#774 – En Avant de Guingamp : En Avant

Le nom du club, assez unique dans le paysage français, se prête bien à la fois à une organisation sportive (il caractérise bien l’esprit sportif d’aller de l’avant) qu’à devenir le surnom du club, le cri de ralliement de ses supporteurs. Pour comprendre son origine, il faut replonger à la fin du XIXème siècle, quelques années avant la fondation du club (1912). Avec l’avènement de la IIIème république en 1870, le conflit entre les républicains et les catholiques monta crescendo jusqu’à la victoire définitive des laïcs au moment de l’adoption de la loi de 1905. Les républicains et progressistes laïcs voulaient un Etat qui s’affirme en se détachant défintivement de la main mise des catholiques et de leurs alliés conservateurs. Cette guerre des deux France se concentra surtout dans le domaine clé de l’éducation, là où les pensées du future génération se formaient.

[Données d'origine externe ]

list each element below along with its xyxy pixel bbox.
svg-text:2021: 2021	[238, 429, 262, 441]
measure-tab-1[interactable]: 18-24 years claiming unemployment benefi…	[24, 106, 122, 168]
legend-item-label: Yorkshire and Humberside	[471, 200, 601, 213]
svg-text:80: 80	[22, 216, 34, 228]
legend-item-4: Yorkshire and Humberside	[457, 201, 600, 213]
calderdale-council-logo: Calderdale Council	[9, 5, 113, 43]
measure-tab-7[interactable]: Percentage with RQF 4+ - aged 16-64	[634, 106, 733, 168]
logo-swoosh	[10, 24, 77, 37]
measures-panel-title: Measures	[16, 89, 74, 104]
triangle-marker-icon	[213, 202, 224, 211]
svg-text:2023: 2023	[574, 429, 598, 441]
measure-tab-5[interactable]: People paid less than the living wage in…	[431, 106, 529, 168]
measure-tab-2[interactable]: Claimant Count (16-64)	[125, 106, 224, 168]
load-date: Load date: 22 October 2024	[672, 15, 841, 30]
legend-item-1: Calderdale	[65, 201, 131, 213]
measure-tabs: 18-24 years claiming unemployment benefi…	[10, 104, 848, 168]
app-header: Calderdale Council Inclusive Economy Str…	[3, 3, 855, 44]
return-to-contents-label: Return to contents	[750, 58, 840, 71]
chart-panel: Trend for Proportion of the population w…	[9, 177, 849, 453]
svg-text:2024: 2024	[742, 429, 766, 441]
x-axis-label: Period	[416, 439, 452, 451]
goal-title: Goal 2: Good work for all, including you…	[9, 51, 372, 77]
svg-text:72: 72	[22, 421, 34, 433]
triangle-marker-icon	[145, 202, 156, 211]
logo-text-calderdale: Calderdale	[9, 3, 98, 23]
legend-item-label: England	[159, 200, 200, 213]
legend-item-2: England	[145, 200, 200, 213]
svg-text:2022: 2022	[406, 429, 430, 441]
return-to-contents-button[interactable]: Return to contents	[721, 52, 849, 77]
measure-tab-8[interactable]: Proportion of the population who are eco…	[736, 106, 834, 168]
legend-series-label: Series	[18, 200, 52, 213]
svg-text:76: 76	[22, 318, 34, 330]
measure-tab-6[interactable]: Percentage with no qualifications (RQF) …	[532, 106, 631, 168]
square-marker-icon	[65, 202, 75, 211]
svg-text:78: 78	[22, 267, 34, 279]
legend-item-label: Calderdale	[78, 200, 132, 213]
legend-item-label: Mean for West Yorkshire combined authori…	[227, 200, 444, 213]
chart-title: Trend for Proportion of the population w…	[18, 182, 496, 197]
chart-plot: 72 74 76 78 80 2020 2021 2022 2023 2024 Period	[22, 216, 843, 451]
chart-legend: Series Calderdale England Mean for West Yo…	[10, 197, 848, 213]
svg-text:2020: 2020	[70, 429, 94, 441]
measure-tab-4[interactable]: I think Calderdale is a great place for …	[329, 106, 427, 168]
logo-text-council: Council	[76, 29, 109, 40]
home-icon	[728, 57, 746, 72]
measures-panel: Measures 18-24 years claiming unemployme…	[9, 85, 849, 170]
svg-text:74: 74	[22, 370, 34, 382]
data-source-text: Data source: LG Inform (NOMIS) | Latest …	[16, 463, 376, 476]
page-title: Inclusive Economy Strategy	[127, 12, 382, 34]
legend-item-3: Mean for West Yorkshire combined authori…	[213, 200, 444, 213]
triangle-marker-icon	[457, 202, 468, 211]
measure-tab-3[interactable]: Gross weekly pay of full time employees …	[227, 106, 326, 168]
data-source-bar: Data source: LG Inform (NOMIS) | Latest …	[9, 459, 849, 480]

Historiquement, l’Eglise assurait l’éducation pour les jeunes français. Les Répub,licains passèrent à l’attaque. En 1880, les congrégations et les religieux étaient exclus des instances organisant l’éducation. En 1882, Jules Ferry fit voter la loi portant sur l’obligation et la laïcité de l’enseignement, supprimant la morale religieuse, promouvant l’instruction morale et civique et excluant du contenu de l’enseignement primaire tout dogme religieux. Un pas supplémentaire fut franchi en 1886 avec l’adoption de la loi Goblet interdisant aux religieux d’enseigner dans les établissements publics. La loi du 5 juillet 1904 interdit défitivement aux congrégations religieuses le droit d’enseigner. L’apothéose fut donc la loi de 1905 qui instaura défitivement la laïcité de l’Etat.

A cette époque, la Bretagne était un condensée de ce contexte avec des urbains progressistes et laïcs (à Rennes, Brest, Nantes …) et des campagnards attachés à leurs traditions, notamment catholiques. A Guingamp, le combat de la formation des futurs citoyens s’exporta hors de l’école pour s’installer dans le monde sportif. En effet, pour les deux camps, les sports étaient un autre moyen pour éduquer les jeunes. L’Institution Notre-Dame fonda un patronnage sportif du nom du Stade Charles de Blois. En réaction, Henri Deschamps, directeur de l’école primaire supérieure des garçons et militant laïc et républicain, fonda un nouveau patronnage, cette fois laïc, où les jeunes pouvaient pratiquer la gymnastique, l’athlétisme, l’escrime ou encore le football. Il décida de l’appeler « Société d’Éducation Physique En Avant ». Même s’il existait à Paris un club omnisport du nom d’En Avant de Paris depuis 1881, c’était un nom assez peu utilisé dans le monde sportif. En revanche, dans les milieux et journaux socialistes où évoluait Henri Deschamps, la formule était plus courante. Car l’expression collait bien à l’avant-gardisme du combat et mobilisait les militants dans la lutte. On retrouvait ainsi en Europe les publications Vorwätsen Allemagne, Forward en Grande-Bretagne ou Avanti ! en Italie. La Bretagne n’échappa pas à la mode puisque les communiqués de la structure régionale qui représentait les Républicains laïques, « Les Bleus de Bretagne » , étaient souvent signés A-raok (à l’avant en breton).